Wednesday, February 11, 2009

Bethany Bullet-Wednesday, February 11, 2009

Teach us to Pray
It is probably worth reviewing a bit as to where we’ve been in this prayer our Lord has taught us to pray. Our relationship with God is intimate but not casual; it is childlike but not infantile. The Lord has come as king to topple tyrants. God’s will is done, and He exercises his will both inordinately, as at Creation, and ordinately, for example through Word and Sacrament to bring and strengthen us in faith. Thus, to this point, the petitions of this prayer have been very relevant.

Now comes the fourth petition, “Give us this Day” and I’m left to wonder if in fact this is a passé petition for a Costco generation? Is this an obsolete supplication for an affluent nation? True, there are millions even hundreds of millions of people who will go to bed hungry tonight, who will not know where their next meal is to come from; but most of us will fill up a shopping cart at a warehouse in the next week and stock the cabinets in the fridge, hallway and the extra fridge in the garage. So I’m left to ponder, is this a passé petition for a Costco generation?

Before I can answer that question I think it serves us best to ask this one, “What did the first hearers of this prayer hear in these words?” I have no doubt that many of those gathered around Jesus as He first taught these words were not too sure where their next meal would come from. However, I am equally certain that the vast majority of them had their minds not jump to their own current condition but their forefather’s ancient situation. Their minds sprang back to a time in the desert when God rained down bread from heaven. They neither baked nor bought their bread; they gathered it each morning and in so doing knew that they were utterly dependant on God for their survival. We go to the cupboard each morning to make toast, maybe on days the cupboard is bare we need to scramble, a few eggs, or make a run to the market, but we are no less utterly dependant on God for our survival and when we pray this petition we are to hear and speak this truth.

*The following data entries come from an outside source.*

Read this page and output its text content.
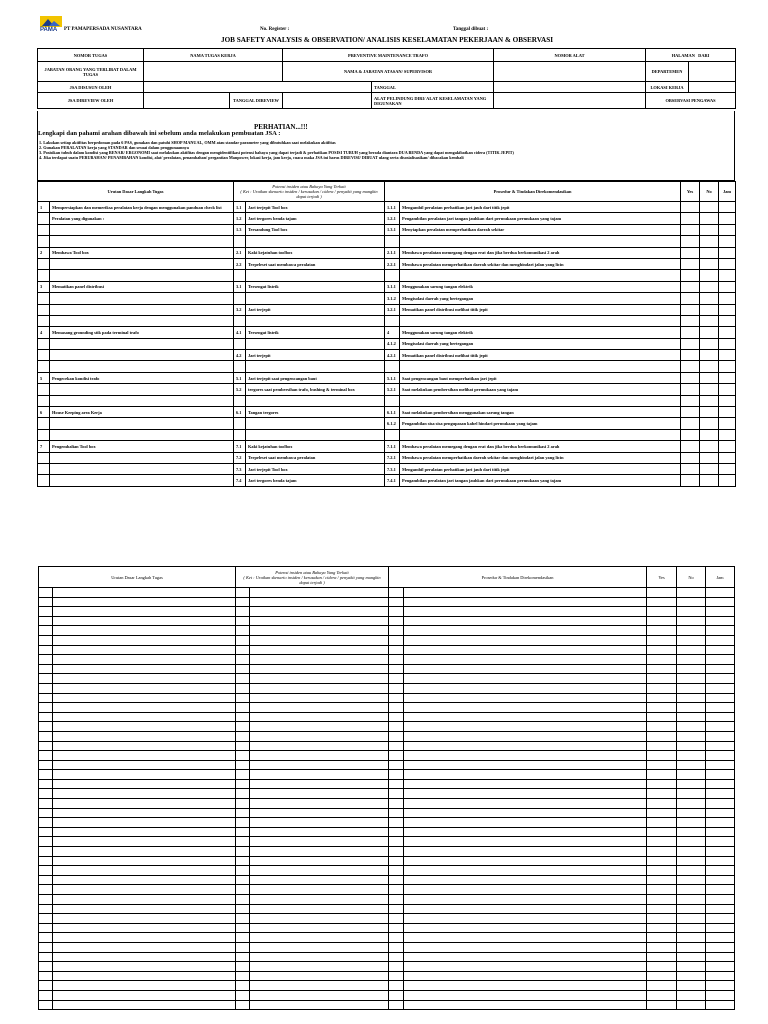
PAMA PT PAMAPERSADA NUSANTARA	No. Register :	Tanggal dibuat :
JOB SAFETY ANALYSIS & OBSERVATION/ ANALISIS KESELAMATAN PEKERJAAN & OBSERVASI
NOMOR TUGAS	NAMA TUGAS KERJA		PREVENTIVE MAINTENANCE TRAFO		NOMOR ALAT	HALAMAN DARI	
JABATAN ORANG YANG TERLIBAT DALAM TUGAS			NAMA & JABATAN ATASAN/ SUPERVISOR			DEPARTEMEN	
JSA DISUSUN OLEH				TANGGAL		LOKASI KERJA	
JSA DIREVIEW OLEH		TANGGAL DIREVIEW		ALAT PELINDUNG DIRI/ ALAT KESELAMATAN YANG DIGUNAKAN		OBSERVASI PENGAWAS	
PERHATIAN...!!!
Lengkapi dan pahami arahan dibawah ini sebelum anda melakukan pembuatan JSA :
1. Lakukan setiap aktifitas berpedoman pada 6 PAS, gunakan dan patuhi SHOP MANUAL, OMM atau standar parameter yang dibutuhkan saat melakukan aktifitas
2. Gunakan PERALATAN kerja yang STANDAR dan sesuai dalam penggunaannya
3. Posisikan tubuh dalam kondisi yang BENAR/ ERGONOMI saat melakukan aktifitas dengan mengidentifikasi potensi bahaya yang dapat terjadi & perhatikan POSISI TUBUH yang berada diantara DUA BENDA yang dapat mengakibatkan cidera (TITIK JEPIT)
4. Jika terdapat suatu PERUBAHAN/ PENAMBAHAN kondisi, alat/ peralatan, penambahan/ pergantian Manpower, lokasi kerja, jam kerja, cuaca maka JSA ini harus DIREVISI/ DIBUAT ulang serta disosialisasikan/ dibacakan kembali
Urutan Dasar Langkah Tugas		Potensi insiden atau Bahaya Yang Terkait
( Ket : Uraikan skenario insiden / kerusakan / cidera / penyakit yang mungkin dapat terjadi )		Prosedur & Tindakan Direkomendasikan		Yes	No	Jam
1	Mempersiapkan dan memeriksa peralatan kerja dengan menggunakan panduan check list	1.1	Jari terjepit Tool box	1.1.1	Mengambil peralatan perhatikan jari jauh dari titik jepit			
	Peralatan yang digunakan :	1.2	Jari tergores benda tajam	1.2.1	Pengambilan peralatan jari tangan jauhkan dari permukaan permukaan yang tajam			
		1.3	Tersandung Tool box	1.3.1	Menyiapkan peralatan memperhatikan daerah sekitar			

2	Membawa Tool box	2.1	Kaki kejatuhan toolbox	2.1.1	Membawa peralatan memegang dengan erat dan jika berdua berkomunikasi 2 arah			
		2.2	Terpeleset saat membawa peralatan	2.2.1	Membawa peralatan memperhatikan daerah sekitar dan menghindari jalan yang licin			

3	Mematikan panel distribusi	3.1	Tersengat listrik	3.1.1	Menggunakan sarung tangan elektrik			
				3.1.2	Mengisolasi daerah yang bertegangan			
		3.2	Jari terjepit	3.2.1	Mematikan panel distribusi melihat titik jepit			

4	Memasang grounding stik pada terminal trafo	4.1	Tersengat listrik	4	Menggunakan sarung tangan elektrik			
				4.1.2	Mengisolasi daerah yang bertegangan			
		4.2	Jari terjepit	4.2.1	Mematikan panel distribusi melihat titik jepit			

5	Pengecekan kondisi trafo	5.1	Jari terjepit saat pengencangan baut	5.1.1	Saat pengencangan baut memperhatikan jari jepit			
		5.2	tergores saat pembersihan trafo, bushing & terminal box	5.2.1	Saat melakukan pembersihan melihat permukaan yang tajam			

6	House Keeping area Kerja	6.1	Tangan tergores	6.1.1	Saat melakukan pembersihan menggunakan sarung tangan			
				6.1.2	Pengambilan sisa sisa pengupasan kabel hindari permukaan yang tajam			

7	Pengembalian Tool box	7.1	Kaki kejatuhan toolbox	7.1.1	Membawa peralatan memegang dengan erat dan jika berdua berkomunikasi 2 arah			
		7.2	Terpeleset saat membawa peralatan	7.2.1	Membawa peralatan memperhatikan daerah sekitar dan menghindari jalan yang licin			
		7.3	Jari terjepit Tool box	7.3.1	Mengambil peralatan perhatikan jari jauh dari titik jepit			
		7.4	Jari tergores benda tajam	7.4.1	Pengambilan peralatan jari tangan jauhkan dari permukaan permukaan yang tajam			
Urutan Dasar Langkah Tugas		Potensi insiden atau Bahaya Yang Terkait
( Ket : Uraikan skenario insiden / kerusakan / cidera / penyakit yang mungkin dapat terjadi )		Prosedur & Tindakan Direkomendasikan		Yes	No	Jam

This petition instructs and directs us!

It instructs us as to what kind of God we have. A God who is concerned about the most basic and routine events in life and a God who is part and parcel to the staple of life; yet, He is a God who not only provides bread, He is a God who becomes bread. In His Son, God is the living bread of heaven, the life giving bread come down to the world and this God who becomes bread through the power of His Word causes bread to become His body. “Jesus, took bread, gave thanks and said, take and eat this is my body.”

This petition also directs us to give God the highest form of worship possible. For in these words we declare that all things are God’s and all the gifts that make life possible and enjoyable flow from His gracious hand. Luther’s catechism lists “body, food, drink, clothing, shoes, house, home, land, animals, money, goods, a devout husband or wife, devout children, devout workers, devout and faithful rulers, good government, good weather, peace, health, self-control, good reputation, good friends, faithful neighbors, and the like” as being part of the daily bread God provides. That being the case, this petition not only directs us to offer God the highest form of praise; it directs us to offer ourselves as answers to the petition we pray. When you pray, “give us this day” you are asking God to not only provide you what you need from the above list, you are asking God to provide through you what others need from that same list. Give us this day therefore also means, make me such a devout spouse, child, parent, employer, employee, citizen, leader, neighbor, friend, co-worker and provider that others receive the “daily bread” that they so need.